Download The Mass Extermination of Jews in German Occupied Poland Book in PDF, Epub and Kindle

The Forgotten Holocaust

The Forgotten Holocaust
Title The Forgotten Holocaust PDF eBook
Author Richard C. Lukas
Publisher Lexington, KY : University Press of Kentucky
Pages 328
Release 1986
Genre Fiction
ISBN

Download The Forgotten Holocaust Book in PDF, Epub and Kindle

Documents the ethnic, social, and political purges of the Third Reich against a diverse group of people living in Poland between 1939 and 1945.

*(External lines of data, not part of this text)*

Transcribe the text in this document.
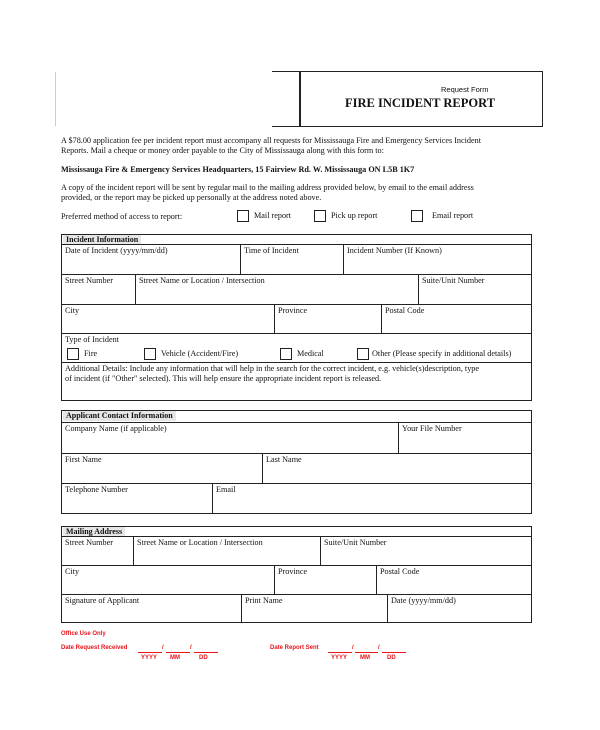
Request Form
FIRE INCIDENT REPORT
A $78.00 application fee per incident report must accompany all requests for Mississauga Fire and Emergency Services Incident
Reports. Mail a cheque or money order payable to the City of Mississauga along with this form to:
Mississauga Fire & Emergency Services Headquarters, 15 Fairview Rd. W. Mississauga ON L5B 1K7
A copy of the incident report will be sent by regular mail to the mailing address provided below, by email to the email address
provided, or the report may be picked up personally at the address noted above.
Preferred method of access to report:	Mail report	Pick up report	Email report
Incident Information
Date of Incident (yyyy/mm/dd)	Time of Incident	Incident Number (If Known)
Street Number	Street Name or Location / Intersection	Suite/Unit Number
City	Province	Postal Code
Type of Incident
Fire	Vehicle (Accident/Fire)	Medical	Other (Please specify in additional details)
Additional Details: Include any information that will help in the search for the correct incident, e.g. vehicle(s)description, type
of incident (if "Other" selected). This will help ensure the appropriate incident report is released.
Applicant Contact Information
Company Name (if applicable)	Your File Number
First Name	Last Name
Telephone Number	Email
Mailing Address
Street Number	Street Name or Location / Intersection	Suite/Unit Number
City	Province	Postal Code
Signature of Applicant	Print Name	Date (yyyy/mm/dd)
Office Use Only
Date Request Received	/	/
YYYY MM	DD
Date Report Sent	/	/
YYYY MM	DD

War Through Children's Eyes

War Through Children's Eyes
Title War Through Children's Eyes PDF eBook
Author Jan T. Gross
Publisher Hoover Press
Pages 298
Release 2019-09-15
Genre Social Science
ISBN 9780817974732

Download War Through Children's Eyes Book in PDF, Epub and Kindle

On September 17, 1939, two weeks after the German invasion of Poland, Soviet troops occupied the eastern half of Poland and swiftly imposed a new political and economic order. Following a plebiscite, in early November the area was annexed to the Ukraine and Belorussia. Beginning in the winter of 1939&–40, Soviet authorities deported over one million Poles, many of them children, to various provinces of the Soviet Union. After the German attack on the USSR in summer 1941, the Polish government in exile in London received permission from its new-found ally to organize military units among the Polish deportees and later to transfer Polish civilians to camps in the British-controlled Middle East. There the children were able to attend Polish-run schools.The 120 essays translated here were selected from compositions written by the students of these schools. What makes these documents unique is the perception of these witnesses: a child's eye view of events no adult would consider worth mentioning. In simple language, filled with misspellings and grammatical errors, the children recorded their experiences, and sometimes their surprisingly mature understanding, of the invasion and the Societ occupation, the deportations eastward, and life in the work camps and kolkhozes. The horrors of life in the USSR were vivid memories; privation, hunger, disease, and death had been so frequent that they became accepted commonplaces. Moreover, as the editors point out in their introductory study, these Polish children were not alone in their suffering. All the nationalities that came under Soviet rule shared their fate.

Forgotten Survivors

Forgotten Survivors
Title Forgotten Survivors PDF eBook
Author Richard C. Lukas
Publisher
Pages 284
Release 2004
Genre Catholics
ISBN

Download Forgotten Survivors Book in PDF, Epub and Kindle

"Richard Lukas presents the eyewitness accounts of these and other Polish Christians who suffered at the hands of the Germans. They bear witness to unspeakable horrors endured by those who were tortured, forced into slavery, shipped off to concentration camps, and even subjected to medical experiments. Their stories provide a somber reminder that non-Jewish Poles were just as likely as Jews to suffer at the hands of the Nazis, who viewed them with nearly equal contempt.".